Interfacing Open Innovation and Intellectual Property Law

Dr. Nari Lee, MIPLC
Prof. Soili Nystén Haarla, Universtiy of Eastern Finland

Summary

As the paradigm of innovation becomes more user oriented and collaborative, to benefit from this changing paradigm, firms need to adjust their intellectual property rights management strategy and devise tools to manage openness. Crucially, firms need to resolve how to interface the "closed innovation" paradigm required to acquire intellectual property rights in law and to introduce openness in the process of innovation and decentralised innovation process. While the topic of open innovation has produced numerous works especially in the area of business administration and organizational studies, literature on interfacing open innovation with intellectual property law is rare or rather focused on specific subject matters of IP. For example, legal research on open innovation focus on computer, open source software or user generated contents types. This leaves out vast areas of technology uncovered and under researched.
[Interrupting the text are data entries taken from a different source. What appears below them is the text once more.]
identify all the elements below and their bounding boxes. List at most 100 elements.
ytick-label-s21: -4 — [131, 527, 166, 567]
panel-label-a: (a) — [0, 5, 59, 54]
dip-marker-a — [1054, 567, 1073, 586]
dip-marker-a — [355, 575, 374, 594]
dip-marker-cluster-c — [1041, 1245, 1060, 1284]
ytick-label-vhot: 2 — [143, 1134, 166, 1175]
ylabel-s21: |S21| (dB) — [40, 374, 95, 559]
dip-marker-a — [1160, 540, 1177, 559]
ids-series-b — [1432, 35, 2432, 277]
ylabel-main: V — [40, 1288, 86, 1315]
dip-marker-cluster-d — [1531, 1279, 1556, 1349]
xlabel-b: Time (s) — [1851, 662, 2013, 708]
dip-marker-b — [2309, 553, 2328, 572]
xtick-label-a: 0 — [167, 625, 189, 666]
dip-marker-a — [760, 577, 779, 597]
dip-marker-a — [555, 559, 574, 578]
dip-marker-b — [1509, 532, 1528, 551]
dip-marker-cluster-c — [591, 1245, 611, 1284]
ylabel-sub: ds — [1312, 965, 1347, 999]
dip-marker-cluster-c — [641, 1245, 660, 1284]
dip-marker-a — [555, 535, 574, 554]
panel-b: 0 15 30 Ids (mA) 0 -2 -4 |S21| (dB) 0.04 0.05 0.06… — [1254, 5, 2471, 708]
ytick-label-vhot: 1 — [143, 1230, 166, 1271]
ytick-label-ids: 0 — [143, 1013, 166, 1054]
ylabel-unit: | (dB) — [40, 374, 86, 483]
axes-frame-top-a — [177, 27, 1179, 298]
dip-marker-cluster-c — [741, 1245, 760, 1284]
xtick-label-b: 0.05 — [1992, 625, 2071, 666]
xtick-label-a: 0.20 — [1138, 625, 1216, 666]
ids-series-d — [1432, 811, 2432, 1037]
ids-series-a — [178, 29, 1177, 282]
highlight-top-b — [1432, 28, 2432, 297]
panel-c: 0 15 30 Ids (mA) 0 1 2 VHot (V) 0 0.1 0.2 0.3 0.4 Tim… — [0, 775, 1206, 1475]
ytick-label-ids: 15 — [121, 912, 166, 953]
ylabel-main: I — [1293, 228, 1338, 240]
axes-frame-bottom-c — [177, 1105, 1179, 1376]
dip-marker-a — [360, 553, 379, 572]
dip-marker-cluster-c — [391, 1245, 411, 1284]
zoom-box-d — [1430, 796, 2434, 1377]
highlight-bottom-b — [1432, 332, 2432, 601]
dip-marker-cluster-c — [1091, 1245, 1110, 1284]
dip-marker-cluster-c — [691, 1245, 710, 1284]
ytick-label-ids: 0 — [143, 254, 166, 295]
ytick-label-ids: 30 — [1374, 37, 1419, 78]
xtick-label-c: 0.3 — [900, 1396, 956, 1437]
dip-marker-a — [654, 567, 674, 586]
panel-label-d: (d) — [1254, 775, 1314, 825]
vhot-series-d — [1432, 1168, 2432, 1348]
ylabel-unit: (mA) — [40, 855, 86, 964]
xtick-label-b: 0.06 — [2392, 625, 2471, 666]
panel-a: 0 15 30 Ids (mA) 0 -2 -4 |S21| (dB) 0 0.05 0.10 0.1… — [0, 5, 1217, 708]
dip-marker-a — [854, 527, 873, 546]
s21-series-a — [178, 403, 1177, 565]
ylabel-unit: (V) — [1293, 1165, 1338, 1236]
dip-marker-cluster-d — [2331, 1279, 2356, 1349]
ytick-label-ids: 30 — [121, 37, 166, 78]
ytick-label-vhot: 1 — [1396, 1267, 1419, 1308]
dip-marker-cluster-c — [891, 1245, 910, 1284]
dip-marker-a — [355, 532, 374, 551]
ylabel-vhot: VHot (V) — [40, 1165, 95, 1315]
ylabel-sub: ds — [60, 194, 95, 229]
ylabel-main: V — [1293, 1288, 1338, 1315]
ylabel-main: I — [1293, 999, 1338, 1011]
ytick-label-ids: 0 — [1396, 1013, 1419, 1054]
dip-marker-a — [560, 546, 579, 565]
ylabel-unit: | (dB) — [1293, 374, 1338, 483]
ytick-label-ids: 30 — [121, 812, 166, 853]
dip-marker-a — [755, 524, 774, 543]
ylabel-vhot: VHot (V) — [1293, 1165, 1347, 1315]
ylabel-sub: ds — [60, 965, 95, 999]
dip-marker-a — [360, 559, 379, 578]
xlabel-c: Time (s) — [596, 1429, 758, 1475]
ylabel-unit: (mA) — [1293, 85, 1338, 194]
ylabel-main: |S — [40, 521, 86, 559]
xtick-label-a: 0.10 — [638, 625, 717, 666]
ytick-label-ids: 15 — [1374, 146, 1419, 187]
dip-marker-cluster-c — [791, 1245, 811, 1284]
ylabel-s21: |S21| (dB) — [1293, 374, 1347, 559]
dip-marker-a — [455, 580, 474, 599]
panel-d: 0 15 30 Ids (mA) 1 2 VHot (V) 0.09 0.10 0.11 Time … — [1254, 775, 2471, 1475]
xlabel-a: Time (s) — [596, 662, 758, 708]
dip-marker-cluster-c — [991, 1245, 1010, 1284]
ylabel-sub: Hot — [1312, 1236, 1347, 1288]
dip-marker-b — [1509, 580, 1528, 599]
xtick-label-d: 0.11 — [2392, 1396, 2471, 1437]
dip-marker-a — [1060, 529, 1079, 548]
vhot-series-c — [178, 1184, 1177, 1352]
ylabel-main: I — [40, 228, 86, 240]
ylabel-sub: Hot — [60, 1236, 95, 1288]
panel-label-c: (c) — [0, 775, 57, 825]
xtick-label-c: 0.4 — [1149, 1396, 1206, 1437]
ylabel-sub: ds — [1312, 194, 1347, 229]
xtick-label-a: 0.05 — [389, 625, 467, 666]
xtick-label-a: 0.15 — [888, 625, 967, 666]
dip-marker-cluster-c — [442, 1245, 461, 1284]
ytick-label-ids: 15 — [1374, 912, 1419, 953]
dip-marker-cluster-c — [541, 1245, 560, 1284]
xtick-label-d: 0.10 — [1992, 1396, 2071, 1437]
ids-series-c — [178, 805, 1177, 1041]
Based on a collaborative empirical research project initiated in Finland, this research project identify private ordering tools that are required to manage openness, in response to legal context, and examine to what degree the protection of intellectual property, in particular patent, can be adapted or interfaced with open innovation paradigm. 

Keywords: Patent, Open Innovation, Intellectual Property Rights, Governance, Coordination, Private Ordering.